Cessar-fogo entre EUA e Irã abre janela para negociações e pressiona países a construir estabilidade duradoura na região

Fumaça sobe após uma explosão, em meio ao conflito entre os EUA e Israel com o Irã, em Teerã, Irã, 7 de março de 2026. (Foto: Majid Asgaripour/WANA (West Asia News Agency) via REUTERS)

247 - A busca por paz no Oriente Médio ganhou novo impulso após o anúncio de um cessar-fogo temporário entre Estados Unidos e Irã, medida que abre espaço para negociações e aumenta a pressão sobre a comunidade internacional para atuar de forma coordenada na construção de estabilidade duradoura na região. A trégua, ainda frágil, surge como uma oportunidade rara para reduzir tensões e evitar uma escalada do conflito no Oriente Médio.

O editorial do Global Times, publicado nesta quinta-feira (9), destaca que o acordo provisório de duas semanas foi firmado antes do término de um ultimato estabelecido por Washington. As negociações entre as delegações dos dois países estão previstas para ocorrer no Paquistão, com apoio declarado de Israel ao cessar-fogo.

Apesar do alívio inicial, o cenário segue marcado por incertezas. Autoridades norte-americanas afirmaram que suas tropas permanecem prontas para retomar os combates, enquanto o Irã indicou que suas forças seguem em alerta máximo. Esse contexto reforça o desafio de transformar uma trégua temporária em um mecanismo estável e duradouro de paz.

A guerra, iniciada no fim de fevereiro, já deixou impactos significativos. De acordo com o editorial, não há vencedores na guerra: Estados Unidos, Israel, Irã, países árabes do Golfo e a própria comunidade internacional sofreram consequências em diferentes níveis. A crise humanitária também se intensificou, com milhões de deslocados e mortes de civis, incluindo estudantes, gerando comoção global.

Outro ponto destacado é o chamado “dilema de segurança”, no qual a busca por proteção absoluta pode acabar ampliando tensões. O texto enfatiza que o princípio de “viver e deixar viver” permanece essencial para qualquer solução sustentável.

A janela de duas semanas para negociações é considerada curta, mas estratégica. O principal desafio, segundo o editorial, está na demonstração de compromisso real com o diálogo. Caso o cessar-fogo seja utilizado apenas como uma pausa tática para reorganização militar, o risco de retomada das hostilidades permanece elevado, com potencial de desestabilizar ainda mais o Oriente Médio e impactar a segurança global.

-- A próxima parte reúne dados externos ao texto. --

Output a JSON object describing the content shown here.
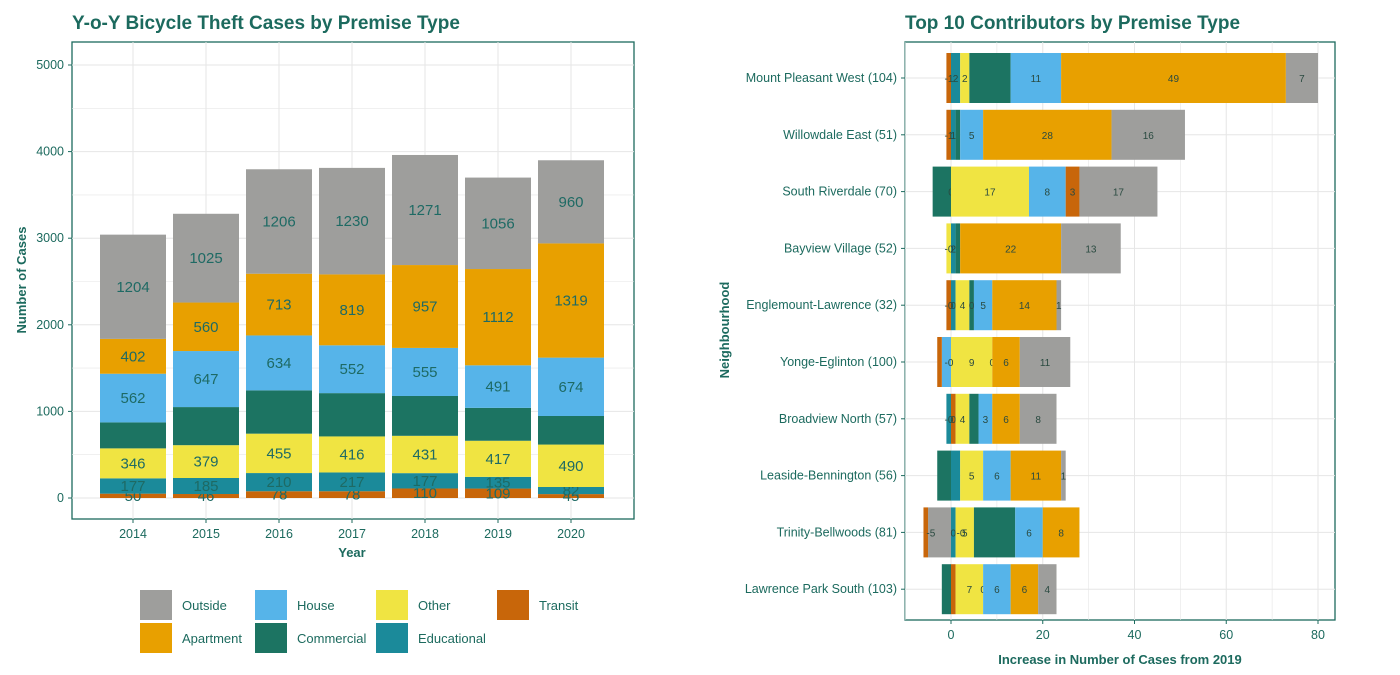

Nesse contexto, o papel da comunidade internacional é apontado como decisivo. O editorial destaca que o cessar-fogo é resultado de esforços diplomáticos multilaterais e defende a ampliação do consenso global para consolidar a paz na região.

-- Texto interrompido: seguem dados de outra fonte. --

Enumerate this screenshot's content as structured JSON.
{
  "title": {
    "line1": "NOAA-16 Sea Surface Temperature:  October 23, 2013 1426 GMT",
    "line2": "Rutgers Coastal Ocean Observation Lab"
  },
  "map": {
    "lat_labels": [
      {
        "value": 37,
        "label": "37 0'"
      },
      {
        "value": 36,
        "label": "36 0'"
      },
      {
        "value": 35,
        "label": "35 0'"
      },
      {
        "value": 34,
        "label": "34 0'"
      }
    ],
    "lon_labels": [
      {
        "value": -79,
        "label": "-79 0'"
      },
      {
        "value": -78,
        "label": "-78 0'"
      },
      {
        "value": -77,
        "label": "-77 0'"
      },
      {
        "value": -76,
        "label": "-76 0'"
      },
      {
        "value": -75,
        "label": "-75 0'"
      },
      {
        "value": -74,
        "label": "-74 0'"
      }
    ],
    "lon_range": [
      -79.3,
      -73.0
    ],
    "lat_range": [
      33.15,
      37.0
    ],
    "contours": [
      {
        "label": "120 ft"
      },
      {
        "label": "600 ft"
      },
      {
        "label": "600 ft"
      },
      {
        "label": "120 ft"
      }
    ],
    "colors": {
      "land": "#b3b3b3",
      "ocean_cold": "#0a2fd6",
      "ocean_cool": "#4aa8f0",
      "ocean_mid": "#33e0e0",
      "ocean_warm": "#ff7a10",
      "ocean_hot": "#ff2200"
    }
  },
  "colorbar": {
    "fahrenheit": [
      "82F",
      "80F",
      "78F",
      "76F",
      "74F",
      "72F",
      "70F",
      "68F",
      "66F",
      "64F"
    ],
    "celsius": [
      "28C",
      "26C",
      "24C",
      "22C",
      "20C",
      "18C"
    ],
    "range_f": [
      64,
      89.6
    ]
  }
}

Entre as iniciativas mencionadas está a proposta conjunta de China e Paquistão, conhecida como Iniciativa de Cinco Pontos. O plano inclui a cessação imediata das hostilidades, início rápido de negociações de paz, proteção de alvos civis, garantia da segurança das rotas marítimas e respeito à Carta das Nações Unidas. A proposta é apresentada como alinhada aos princípios internacionais e às aspirações dos países da região.

O texto também ressalta o papel da China como ator diplomático relevante, defendendo maior cooperação internacional e a construção de uma arquitetura de segurança baseada em princípios comuns, abrangentes e sustentáveis.

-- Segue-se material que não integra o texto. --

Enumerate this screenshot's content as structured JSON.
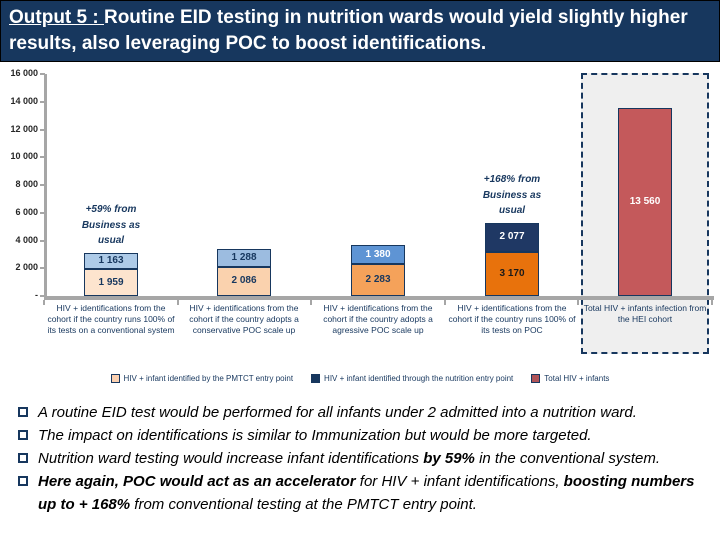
{
  "title": {
    "prefix": "Output 5 : ",
    "rest": "Routine EID testing in nutrition wards would yield slightly higher results, also leveraging POC to boost identifications."
  },
  "colors": {
    "title_background": "#17375E",
    "title_text": "#FFFFFF",
    "axis_gray": "#A6A6A6",
    "dark_navy": "#17375E",
    "highlight_box_fill": "#EFEFEF",
    "total_bar_red": "#C4595B"
  },
  "chart_data": {
    "type": "bar",
    "stacked": true,
    "title": "",
    "xlabel": "",
    "ylabel": "",
    "ylim": [
      0,
      16000
    ],
    "grid": false,
    "legend_position": "bottom",
    "y_ticks": [
      "16 000",
      "14 000",
      "12 000",
      "10 000",
      "8 000",
      "6 000",
      "4 000",
      "2 000",
      "-"
    ],
    "categories": [
      "HIV + identifications from the cohort if the country runs 100% of its tests on a conventional system",
      "HIV + identifications from the cohort if the country adopts a conservative POC scale up",
      "HIV + identifications from the cohort if the country adopts a agressive POC scale up",
      "HIV + identifications from the cohort if the country runs 100% of its tests on POC",
      "Total HIV + infants infection from the HEI cohort"
    ],
    "series": [
      {
        "name": "HIV + infant identified by the PMTCT entry point",
        "values": [
          1959,
          2086,
          2283,
          3170,
          null
        ]
      },
      {
        "name": "HIV + infant identified through the nutrition entry point",
        "values": [
          1163,
          1288,
          1380,
          2077,
          null
        ]
      },
      {
        "name": "Total HIV + infants",
        "values": [
          null,
          null,
          null,
          null,
          13560
        ]
      }
    ],
    "bars": [
      {
        "segments": [
          {
            "series": "pmtct",
            "value": 1959,
            "label": "1 959",
            "color": "#FDE4CE",
            "text_color": "#17375E"
          },
          {
            "series": "nutrition",
            "value": 1163,
            "label": "1 163",
            "color": "#AECBE8",
            "text_color": "#17375E"
          }
        ]
      },
      {
        "segments": [
          {
            "series": "pmtct",
            "value": 2086,
            "label": "2 086",
            "color": "#FAD2AE",
            "text_color": "#17375E"
          },
          {
            "series": "nutrition",
            "value": 1288,
            "label": "1 288",
            "color": "#9CBCE0",
            "text_color": "#17375E"
          }
        ]
      },
      {
        "segments": [
          {
            "series": "pmtct",
            "value": 2283,
            "label": "2 283",
            "color": "#F5A25A",
            "text_color": "#17375E"
          },
          {
            "series": "nutrition",
            "value": 1380,
            "label": "1 380",
            "color": "#5E94D4",
            "text_color": "#FFFFFF"
          }
        ]
      },
      {
        "segments": [
          {
            "series": "pmtct",
            "value": 3170,
            "label": "3 170",
            "color": "#E8720C",
            "text_color": "#1a1a1a"
          },
          {
            "series": "nutrition",
            "value": 2077,
            "label": "2 077",
            "color": "#1F3864",
            "text_color": "#FFFFFF"
          }
        ]
      },
      {
        "highlight_box": true,
        "segments": [
          {
            "series": "total",
            "value": 13560,
            "label": "13 560",
            "color": "#C4595B",
            "text_color": "#FFFFFF"
          }
        ]
      }
    ],
    "annotations": [
      {
        "bar": 0,
        "text": "+59% from\nBusiness as\nusual"
      },
      {
        "bar": 3,
        "text": "+168% from\nBusiness as\nusual"
      }
    ]
  },
  "legend": [
    {
      "label": "HIV + infant identified by the PMTCT entry point",
      "color": "#FBD0B0"
    },
    {
      "label": "HIV + infant identified through the nutrition entry point",
      "color": "#17375E"
    },
    {
      "label": "Total HIV + infants",
      "color": "#B05458"
    }
  ],
  "bullets": [
    {
      "segments": [
        {
          "text": "A routine EID test would be performed for all infants under 2 admitted into a nutrition ward.",
          "bold": false
        }
      ]
    },
    {
      "segments": [
        {
          "text": "The impact on identifications is similar to Immunization but would be more targeted.",
          "bold": false
        }
      ]
    },
    {
      "segments": [
        {
          "text": "Nutrition ward testing would increase infant identifications ",
          "bold": false
        },
        {
          "text": "by 59%",
          "bold": true
        },
        {
          "text": " in the conventional system.",
          "bold": false
        }
      ]
    },
    {
      "segments": [
        {
          "text": "Here again, POC would act as an accelerator",
          "bold": true
        },
        {
          "text": " for HIV + infant identifications, ",
          "bold": false
        },
        {
          "text": "boosting numbers up to + 168%",
          "bold": true
        },
        {
          "text": " from conventional testing at the PMTCT entry point.",
          "bold": false
        }
      ]
    }
  ]
}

Ao analisar o conflito atual, o editorial o insere em um contexto mais amplo de instabilidade histórica no Oriente Médio, citando episódios como a Guerra do Iraque, a crise na Síria e a instabilidade na Líbia. Esses eventos evidenciam, segundo o texto, limitações nos modelos tradicionais de governança da segurança global e reforçam a necessidade de reformas nesse sistema.

Por fim, o editorial aponta que a paz na região depende de decisões políticas responsáveis e de um compromisso genuíno das partes envolvidas. A expectativa é que a oportunidade aberta pelo cessar-fogo seja aproveitada para avanços concretos nas negociações, transformando a trégua temporária em um acordo duradouro que responda às demandas dos povos da região e da comunidade internacional.